Campus Resource Scheduler

Brief Overview

I had the pleasure of working with four other students (Zeyao Zhou, Sungwon Han, Arthur Acenas, Eric Chae) for our final project in ICS 314: Software Engineering. The campus resource scheduler was designed with over 20,000 students in mind. We wanted to improve the efficiency and ease of borrowing and lending campus resources within the university. This process has been notoriously time-consuming and not worth the effort as many students had to navigate through outdated GUIs and processes to borrow campus resources. Furthermore, we implemented an AI chatbot to encourage students to borrow resources.

My Contributions

I actually had a lot of different roles in this project. I was in charge of creating our page mockups, designing our schema for our database, creating our profile page and landing page, creating our AI chatbot, writing our Playwright tests, and a lot of other minor roles. I definitely felt as though I directed most of our technical decisions as a group such as whether we needed to restart the database or the project, how our website should look like in terms of the themes and general aesthetic, what types of data our User and Resource objects would have, and how we would handle deployment and database errors.

1. Landing Page

This was personally my first major milestone as this was the first page ever created for the site as a whole. Along with creating the landing page, I also designed the navigation bar and footer content.

2. Profile Page

The profile page was my second major milestone. This was also around the time when I created the data required for the User object.

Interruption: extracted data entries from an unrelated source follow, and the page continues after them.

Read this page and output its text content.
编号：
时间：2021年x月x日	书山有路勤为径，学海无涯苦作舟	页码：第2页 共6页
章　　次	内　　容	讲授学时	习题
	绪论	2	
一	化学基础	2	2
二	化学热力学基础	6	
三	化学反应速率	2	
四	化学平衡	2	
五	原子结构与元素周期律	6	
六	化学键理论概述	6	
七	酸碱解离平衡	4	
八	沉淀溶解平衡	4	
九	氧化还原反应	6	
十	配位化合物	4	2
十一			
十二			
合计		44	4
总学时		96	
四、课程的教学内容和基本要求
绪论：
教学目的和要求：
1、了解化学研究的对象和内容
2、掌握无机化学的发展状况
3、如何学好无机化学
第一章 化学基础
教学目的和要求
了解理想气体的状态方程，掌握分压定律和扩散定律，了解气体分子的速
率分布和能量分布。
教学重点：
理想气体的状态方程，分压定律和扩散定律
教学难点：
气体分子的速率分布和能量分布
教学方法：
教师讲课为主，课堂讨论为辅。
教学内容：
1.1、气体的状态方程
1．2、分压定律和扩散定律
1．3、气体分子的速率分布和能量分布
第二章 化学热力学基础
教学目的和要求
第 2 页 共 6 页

This was the first page in our site to have database read functionality as well as updating database values.

3. Chatbot

This was my third and, by far, most difficult milestone. Despite there being a lot of documentation for implementing a chatbot, oftentimes these were either too generic, too niche, or had deprecated solutions. I had to adapt at least 3 different solutions and combine them into one working chatbot that works for our frameworks and methods. For now, it only acts like your average chatbot with a greater focus on borrowing and lending campus resources. For future improvements, I believe that we would be able to connect the AI to the database so that it reads the user’s data and scans through our catalog of available resources to provide better resource suggestions fit for each user.

4. Prisma Schema

Currently, we only use Strings for basically all of our data types. This isn’t the most secure method as any user could simply put inaccurate values into vital fields such as major or standing.

5. Playwright Testing

Our Playwright tests were relatively simple as they just check some fields for some pages.

6. Mockup Pages

I used Figma to design our mockup pages. This was a pretty fun experience as I was able to gather input from our group and adjust the mockups accordingly. I definitely got feedback for features that I initially thought were good, but were obviously unnecessary for other members.

What I Learned

Something I valued and gained out of this project was a greater desire to work with people to create more projects that could make a huge impact on the community. While I prefer working by myself for most projects, I realize that sometimes, it’s better to work with more people even if you need to get them up to speed. Team-driven projects create new relationships with like-minded individuals who are also interested in bettering the community one software project at a time.

A few technical things I learned were: agile project management, configuration management, Git projects, AI integration, and playwright testing. The fact that project management seems to be far more important than software development itself by the end of the semester still continues to amaze me. Management was definitely the second most important thing I’ve learned from this project.